Brandenburgs Beauftragter gegen Antisemitismus, Andreas Büttner, hat sich enttäuscht von der Reaktion der Linken-Spitze auf den Brandanschlag auf seinem Grundstück gezeigt. Zudem kritisierte er, die Vorsitzenden seiner eigenen Partei hätten später als andere Parteien öffentlich darauf reagiert. 

»Was soll der Scheiß? Dass man sich vom Anschlag auf mich nur distanzieren kann, wenn man sich gleichzeitig von Kriegsverbrechen und der Unterstützung der Bundesregierung für Israel distanziert, zeigt: Man will offenbar Teile seiner Wählerschaft nicht vergraulen.
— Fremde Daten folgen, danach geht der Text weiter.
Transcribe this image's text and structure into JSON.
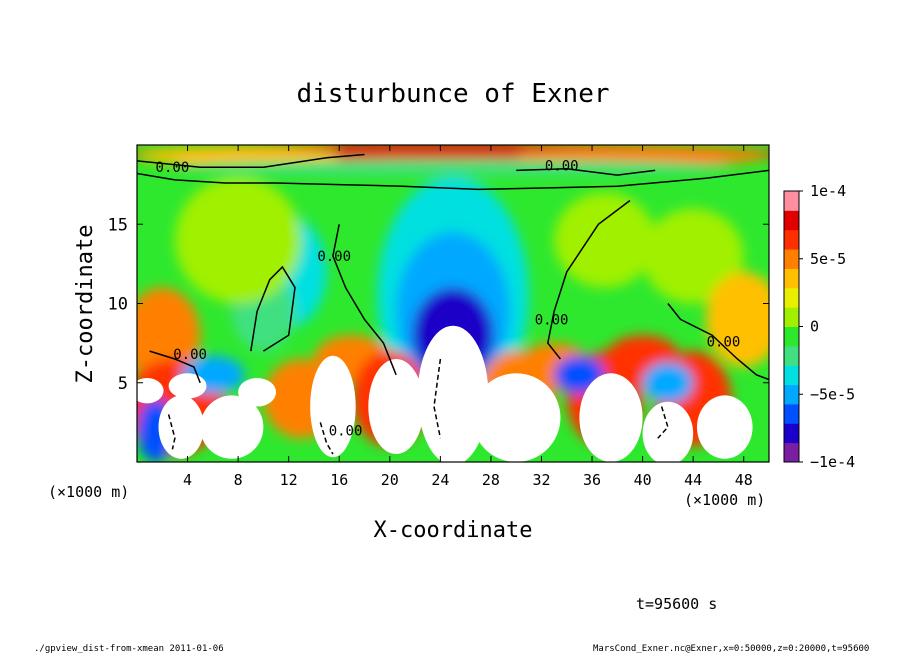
{
  "chart_data": {
    "type": "heatmap",
    "title": "disturbunce of Exner",
    "xlabel": "X-coordinate",
    "ylabel": "Z-coordinate",
    "x_unit_left": "(×1000 m)",
    "x_unit_right": "(×1000 m)",
    "xlim": [
      0,
      50
    ],
    "ylim": [
      0,
      20
    ],
    "xticks": [
      4,
      8,
      12,
      16,
      20,
      24,
      28,
      32,
      36,
      40,
      44,
      48
    ],
    "yticks": [
      5,
      10,
      15
    ],
    "colorbar": {
      "range": [
        -0.0001,
        0.0001
      ],
      "ticks": [
        {
          "value": 0.0001,
          "label": "1e-4"
        },
        {
          "value": 5e-05,
          "label": "5e-5"
        },
        {
          "value": 0,
          "label": "0"
        },
        {
          "value": -5e-05,
          "label": "−5e-5"
        },
        {
          "value": -0.0001,
          "label": "−1e-4"
        }
      ]
    },
    "contour_labels": [
      {
        "text": "0.00",
        "x": 2.8,
        "z": 18.6
      },
      {
        "text": "0.00",
        "x": 33.6,
        "z": 18.7
      },
      {
        "text": "0.00",
        "x": 15.6,
        "z": 13.0
      },
      {
        "text": "0.00",
        "x": 4.2,
        "z": 6.8
      },
      {
        "text": "0.00",
        "x": 32.8,
        "z": 9.0
      },
      {
        "text": "0.00",
        "x": 46.4,
        "z": 7.6
      },
      {
        "text": "0.00",
        "x": 16.5,
        "z": 2.0
      }
    ],
    "time_label": "t=95600 s"
  },
  "footer": {
    "left": "./gpview_dist-from-xmean  2011-01-06",
    "right": "MarsCond_Exner.nc@Exner,x=0:50000,z=0:20000,t=95600"
  },
  "colors": {
    "palette": [
      "#7b1fa2",
      "#1a00c8",
      "#0050ff",
      "#00a8ff",
      "#00e0e0",
      "#40e080",
      "#2ee82e",
      "#a0f000",
      "#e8f000",
      "#ffc000",
      "#ff8000",
      "#ff3000",
      "#e00000",
      "#ff8fa0"
    ]
  }
}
Aber Anschläge sind nicht kompliziert«, sagte Büttner, der Mitglied der Linken ist, der »Welt« zu einer Stellungnahme der Linken-Spitze.

Diese wurde am Dienstag im Online-Magazin der Partei veröffentlicht. Auf Nachfrage bestätigte Büttner seine Kritik an der Parteiführung.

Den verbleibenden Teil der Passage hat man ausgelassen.